We cannot comment on the specifics of the case - only the medical team treating Alfie, and the legal team, will know the exact details and they are bound by patient confidentiality.
However, we feel it is important for the public to know that decisions to withhold or withdraw treatment from a child are not made lightly. In the UK we are fortunate to have a to guide practice which includes three key sets of circumstances when withdrawing life-sustaining treatment may be considered.
These are:
- if treatment is unable or unlikely to result in the child living much longer
- where treatment may prolong life but will cause the child unacceptable pain and suffering
- if an older child with a life limiting illness repeatedly makes it clear they do not want treatment and this decision is supported by their parents and doctors.

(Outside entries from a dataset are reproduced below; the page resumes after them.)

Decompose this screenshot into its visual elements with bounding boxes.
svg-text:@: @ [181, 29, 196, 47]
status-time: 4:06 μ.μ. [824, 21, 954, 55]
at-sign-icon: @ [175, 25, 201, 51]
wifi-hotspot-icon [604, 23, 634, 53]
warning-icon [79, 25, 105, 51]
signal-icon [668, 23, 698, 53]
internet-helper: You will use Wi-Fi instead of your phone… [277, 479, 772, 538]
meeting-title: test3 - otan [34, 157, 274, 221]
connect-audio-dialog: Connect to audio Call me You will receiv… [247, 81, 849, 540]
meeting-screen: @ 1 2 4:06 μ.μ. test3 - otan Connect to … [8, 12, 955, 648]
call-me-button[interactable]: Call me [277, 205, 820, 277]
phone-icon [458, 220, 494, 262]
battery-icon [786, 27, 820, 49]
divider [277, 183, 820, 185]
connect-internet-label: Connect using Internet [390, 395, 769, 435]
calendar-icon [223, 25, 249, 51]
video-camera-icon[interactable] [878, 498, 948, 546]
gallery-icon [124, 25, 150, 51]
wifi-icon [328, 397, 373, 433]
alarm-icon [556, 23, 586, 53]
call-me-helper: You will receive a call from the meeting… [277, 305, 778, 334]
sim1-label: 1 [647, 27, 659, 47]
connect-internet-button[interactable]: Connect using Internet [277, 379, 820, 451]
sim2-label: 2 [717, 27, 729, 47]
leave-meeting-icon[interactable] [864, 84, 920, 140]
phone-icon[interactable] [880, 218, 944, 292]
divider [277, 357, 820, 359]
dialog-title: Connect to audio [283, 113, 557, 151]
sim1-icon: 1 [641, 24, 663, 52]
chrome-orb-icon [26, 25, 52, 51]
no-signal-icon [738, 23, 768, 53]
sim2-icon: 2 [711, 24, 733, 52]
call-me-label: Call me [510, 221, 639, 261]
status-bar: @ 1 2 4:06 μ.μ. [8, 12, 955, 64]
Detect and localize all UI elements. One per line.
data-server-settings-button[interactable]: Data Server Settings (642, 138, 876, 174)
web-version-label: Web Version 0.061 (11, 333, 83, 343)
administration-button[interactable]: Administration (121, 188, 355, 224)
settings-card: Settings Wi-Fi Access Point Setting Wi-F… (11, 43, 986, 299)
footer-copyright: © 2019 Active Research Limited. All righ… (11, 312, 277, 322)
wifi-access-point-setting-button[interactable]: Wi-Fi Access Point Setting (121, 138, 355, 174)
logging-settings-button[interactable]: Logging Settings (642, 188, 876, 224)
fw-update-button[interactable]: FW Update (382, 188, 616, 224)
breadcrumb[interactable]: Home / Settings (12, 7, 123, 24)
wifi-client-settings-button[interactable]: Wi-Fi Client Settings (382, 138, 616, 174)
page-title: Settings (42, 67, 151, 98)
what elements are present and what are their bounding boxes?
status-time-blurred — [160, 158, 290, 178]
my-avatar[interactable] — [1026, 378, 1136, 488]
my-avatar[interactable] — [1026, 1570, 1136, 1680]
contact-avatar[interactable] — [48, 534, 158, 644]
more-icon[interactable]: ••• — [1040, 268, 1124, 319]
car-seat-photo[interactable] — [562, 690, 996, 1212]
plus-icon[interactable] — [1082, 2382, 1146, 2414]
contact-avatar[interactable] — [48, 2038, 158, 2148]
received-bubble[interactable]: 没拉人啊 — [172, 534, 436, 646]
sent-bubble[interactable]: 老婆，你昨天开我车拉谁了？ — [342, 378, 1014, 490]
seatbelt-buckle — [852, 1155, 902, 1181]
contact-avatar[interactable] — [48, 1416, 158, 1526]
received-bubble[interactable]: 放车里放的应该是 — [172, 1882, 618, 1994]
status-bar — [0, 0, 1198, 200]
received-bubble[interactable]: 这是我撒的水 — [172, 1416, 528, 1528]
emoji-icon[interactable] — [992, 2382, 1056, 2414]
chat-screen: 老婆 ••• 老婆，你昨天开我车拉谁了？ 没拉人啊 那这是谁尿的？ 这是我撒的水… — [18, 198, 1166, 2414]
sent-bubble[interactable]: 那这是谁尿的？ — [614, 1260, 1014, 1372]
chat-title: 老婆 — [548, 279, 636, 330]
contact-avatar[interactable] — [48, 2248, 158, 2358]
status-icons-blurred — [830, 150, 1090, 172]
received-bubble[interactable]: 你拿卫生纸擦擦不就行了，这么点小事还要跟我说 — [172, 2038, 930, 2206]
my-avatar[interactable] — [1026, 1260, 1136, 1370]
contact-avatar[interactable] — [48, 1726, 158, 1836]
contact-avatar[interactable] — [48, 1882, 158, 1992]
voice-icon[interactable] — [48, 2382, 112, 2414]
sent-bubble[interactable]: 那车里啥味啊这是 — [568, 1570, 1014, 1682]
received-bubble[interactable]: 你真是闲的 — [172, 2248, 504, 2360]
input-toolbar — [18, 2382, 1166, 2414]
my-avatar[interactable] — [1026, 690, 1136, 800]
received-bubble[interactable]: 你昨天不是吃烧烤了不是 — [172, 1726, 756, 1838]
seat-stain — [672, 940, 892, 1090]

Decisions on whether to withdraw treatment from a child are unfortunately ones that need to be made frequently. The model is always for doctors to work closely with parents to agree on the best course of action for the child. In the vast majority of cases an equal decision is made to withdraw treatment and it is rare that there is disagreement. The cases where this is a significant difference in view are the ones that grab the media headlines.
In difficult situations such as these, and amongst the plethora of voices and opinions, it is important that the public know how such decisions are made.